To install QDrant using Docker, you'll first need to install Docker (follow the instructions at https://docs.docker.com/get-started/get-docker/) and Docker Compose.

Use the following docker-compose.yaml file. Replace the placeholder `<ADD_HERE_AN_API_KEY>` with a random alphanumeric string of at least 25 characters.

```yaml
services:
  qdrant:
    image: qdrant/qdrant
    container_name: qdrant
    ports:
      - "127.0.0.1:6333:6333"
    environment:
      - QDRANT__SERVICE__API_KEY=<ADD_HERE_AN_API_KEY>
    volumes:
      - qdrant_storage:/qdrant/storage
  

volumes:
  qdrant_storage:
```

Once you've created the docker-compose.yaml file with the above content, run the following command:

> `docker-compose up`

At this point, you can access QDrant by navigating to http://127.0.0.1:6333/dashboard in your browser.

### Configure Qdrant Connection Settings

Now we'll set up the essential variables needed to connect to Qdrant - specifically the API key and cluster URL:

In [None]:
QDRANT_API_KEY = '<QDRANT_API_KEY>'
QDRANT_CLUSTER_URL = '<QDRANT_CLUSTER_URL>'

### Install required libraries

Run the following cell to install all required packages (this includes only additional libraries not installed in previous examples. It's recommended to follow them in the specified order):

In [None]:
# uncomment to install required libraries

#!pip install langchain==0.3.4
#!pip install langchain_community==0.3.3
#!pip install langchain_huggingface==0.1.1

# install qdrant-client

#!pip install qdrant-client==1.13.0

#### Import required libraries

In [None]:
import transformers
from langchain_huggingface import HuggingFacePipeline
from langchain_core.prompts import PromptTemplate
from transformers import AutoTokenizer, AutoModelForCausalLM
from langchain.docstore.document import Document
from langchain_text_splitters import CharacterTextSplitter
from langchain_huggingface import HuggingFaceEmbeddings
from qdrant_client import QdrantClient
from qdrant_client.http.models import PointStruct
from qdrant_client.http.exceptions import UnexpectedResponse
from sentence_transformers import SentenceTransformer
from tqdm import tqdm
import torch
import os
import time
import json

#### Load dataset in memory

We'll load our fantasy animals FAQ from a json file.

In [None]:
fantasy_animals_file = "fantasy-animals-faqs.json"
qdrant_collection_name = 'fantasy_animals_faqs'

with open(fantasy_animals_file, 'r') as file:
    data = json.load(file)  # Load JSON data into a Python dictionary


print(f"Question loaded: {len(data['questions'])}\n\n")

### Create Qdrant Collection Utility

In [None]:
def create_qdrant_collection(qdrant_client: QdrantClient, collection_name:str, vectors_config):
    try:
        created = qdrant_client.create_collection(
            collection_name=collection_name,
            vectors_config=vectors_config
        )
        
        if created:
            print(f"Collection '{collection_name}' created successfully.")
        else:
            print(f"Failed to create collection '{collection_name}'.")
    except UnexpectedResponse as e:
        if e.status_code == 409:
            print(f"Collection '{collection_name}' already exists.")
        else:
            print(f"Unexpected error creating collection '{collection_name}': {e}")
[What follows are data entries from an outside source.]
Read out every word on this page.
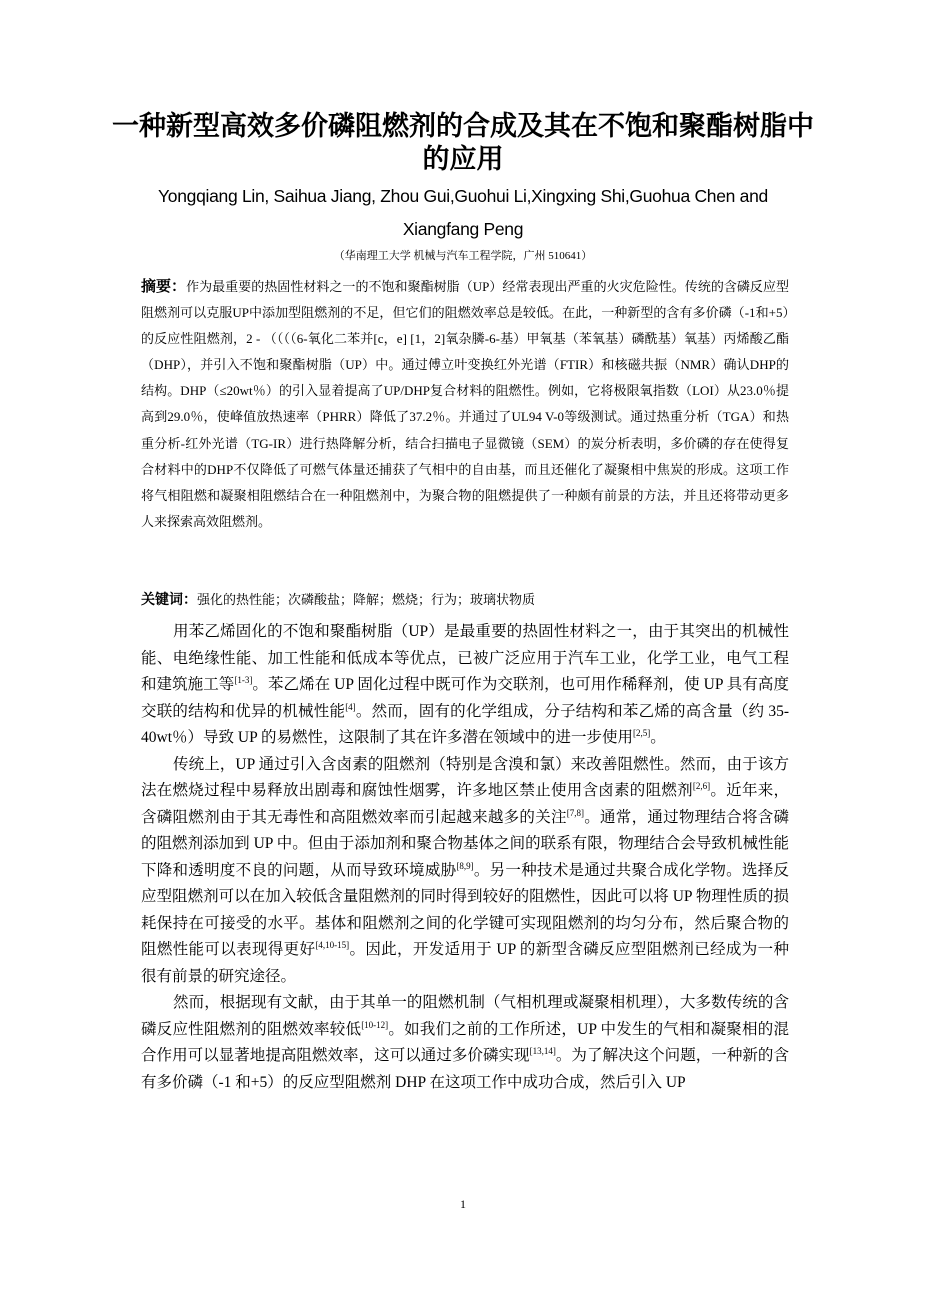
一种新型高效多价磷阻燃剂的合成及其在不饱和聚酯树脂中的应用
Yongqiang Lin, Saihua Jiang, Zhou Gui,Guohui Li,Xingxing Shi,Guohua Chen and Xiangfang Peng
（华南理工大学 机械与汽车工程学院，广州 510641）
摘要：作为最重要的热固性材料之一的不饱和聚酯树脂（UP）经常表现出严重的火灾危险性。传统的含磷反应型阻燃剂可以克服UP中添加型阻燃剂的不足，但它们的阻燃效率总是较低。在此，一种新型的含有多价磷（-1和+5）的反应性阻燃剂，2 - （（（（6-氧化二苯并[c，e] [1，2]氧杂膦-6-基）甲氧基（苯氧基）磷酰基）氧基）丙烯酸乙酯（DHP），并引入不饱和聚酯树脂（UP）中。通过傅立叶变换红外光谱（FTIR）和核磁共振（NMR）确认DHP的结构。DHP（≤20wt％）的引入显着提高了UP/DHP复合材料的阻燃性。例如，它将极限氧指数（LOI）从23.0％提高到29.0％，使峰值放热速率（PHRR）降低了37.2％。并通过了UL94 V-0等级测试。通过热重分析（TGA）和热重分析-红外光谱（TG-IR）进行热降解分析，结合扫描电子显微镜（SEM）的炭分析表明，多价磷的存在使得复合材料中的DHP不仅降低了可燃气体量还捕获了气相中的自由基，而且还催化了凝聚相中焦炭的形成。这项工作将气相阻燃和凝聚相阻燃结合在一种阻燃剂中，为聚合物的阻燃提供了一种颇有前景的方法，并且还将带动更多人来探索高效阻燃剂。
关键词：强化的热性能；次磷酸盐；降解；燃烧；行为；玻璃状物质

用苯乙烯固化的不饱和聚酯树脂（UP）是最重要的热固性材料之一，由于其突出的机械性能、电绝缘性能、加工性能和低成本等优点，已被广泛应用于汽车工业，化学工业，电气工程和建筑施工等[1-3]。苯乙烯在 UP 固化过程中既可作为交联剂，也可用作稀释剂，使 UP 具有高度交联的结构和优异的机械性能[4]。然而，固有的化学组成，分子结构和苯乙烯的高含量（约 35-40wt％）导致 UP 的易燃性，这限制了其在许多潜在领域中的进一步使用[2,5]。

传统上，UP 通过引入含卤素的阻燃剂（特别是含溴和氯）来改善阻燃性。然而，由于该方法在燃烧过程中易释放出剧毒和腐蚀性烟雾，许多地区禁止使用含卤素的阻燃剂[2,6]。近年来，含磷阻燃剂由于其无毒性和高阻燃效率而引起越来越多的关注[7,8]。通常，通过物理结合将含磷的阻燃剂添加到 UP 中。但由于添加剂和聚合物基体之间的联系有限，物理结合会导致机械性能下降和透明度不良的问题，从而导致环境威胁[8,9]。另一种技术是通过共聚合成化学物。选择反应型阻燃剂可以在加入较低含量阻燃剂的同时得到较好的阻燃性，因此可以将 UP 物理性质的损耗保持在可接受的水平。基体和阻燃剂之间的化学键可实现阻燃剂的均匀分布，然后聚合物的阻燃性能可以表现得更好[4,10-15]。因此，开发适用于 UP 的新型含磷反应型阻燃剂已经成为一种很有前景的研究途径。

然而，根据现有文献，由于其单一的阻燃机制（气相机理或凝聚相机理），大多数传统的含磷反应性阻燃剂的阻燃效率较低[10-12]。如我们之前的工作所述，UP 中发生的气相和凝聚相的混合作用可以显著地提高阻燃效率，这可以通过多价磷实现[13,14]。为了解决这个问题，一种新的含有多价磷（-1 和+5）的反应型阻燃剂 DHP 在这项工作中成功合成，然后引入 UP

1
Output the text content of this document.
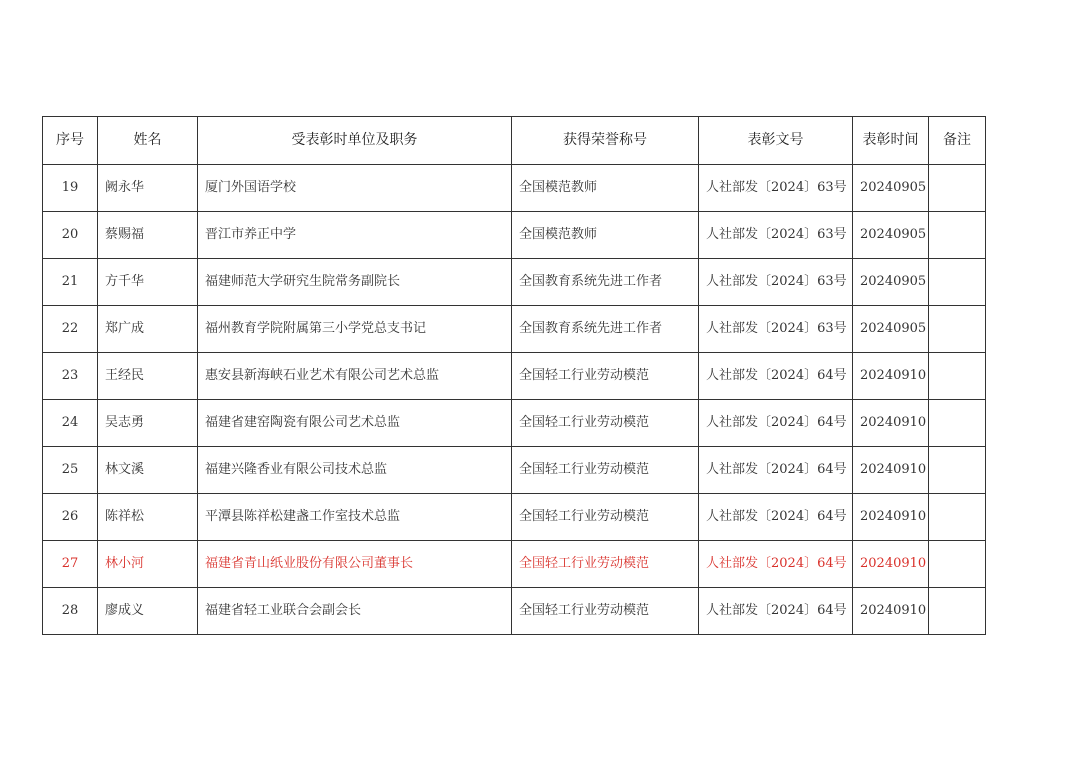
序号	姓名	受表彰时单位及职务	获得荣誉称号	表彰文号	表彰时间	备注
19	阙永华	厦门外国语学校	全国模范教师	人社部发〔2024〕63号	20240905	
20	蔡赐福	晋江市养正中学	全国模范教师	人社部发〔2024〕63号	20240905	
21	方千华	福建师范大学研究生院常务副院长	全国教育系统先进工作者	人社部发〔2024〕63号	20240905	
22	郑广成	福州教育学院附属第三小学党总支书记	全国教育系统先进工作者	人社部发〔2024〕63号	20240905	
23	王经民	惠安县新海峡石业艺术有限公司艺术总监	全国轻工行业劳动模范	人社部发〔2024〕64号	20240910	
24	吴志勇	福建省建窑陶瓷有限公司艺术总监	全国轻工行业劳动模范	人社部发〔2024〕64号	20240910	
25	林文溪	福建兴隆香业有限公司技术总监	全国轻工行业劳动模范	人社部发〔2024〕64号	20240910	
26	陈祥松	平潭县陈祥松建盏工作室技术总监	全国轻工行业劳动模范	人社部发〔2024〕64号	20240910	
27	林小河	福建省青山纸业股份有限公司董事长	全国轻工行业劳动模范	人社部发〔2024〕64号	20240910	
28	廖成义	福建省轻工业联合会副会长	全国轻工行业劳动模范	人社部发〔2024〕64号	20240910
### Import data on Qdrant Collection Utility

In [None]:
def import_on_qdrant(collection_name: str, texts: [str], model_embedder: SentenceTransformer, qdrant_client: QdrantClient):
    
    embeddings = model_embedder.encode(texts)
    
    # Prepare points for ingestion
    points = []

    collection_info = qdrant_client.get_collection(collection_name)
    offset = collection_info.points_count

    for i, (embedding, text) in enumerate(zip(embeddings, texts)):
        
        point_struct = PointStruct(id=offset+i, vector=embedding.tolist(), payload={"text": text})
        
        points.append(point_struct)
    
    
    qdrant_client.upsert(collection_name=collection_name, points=points)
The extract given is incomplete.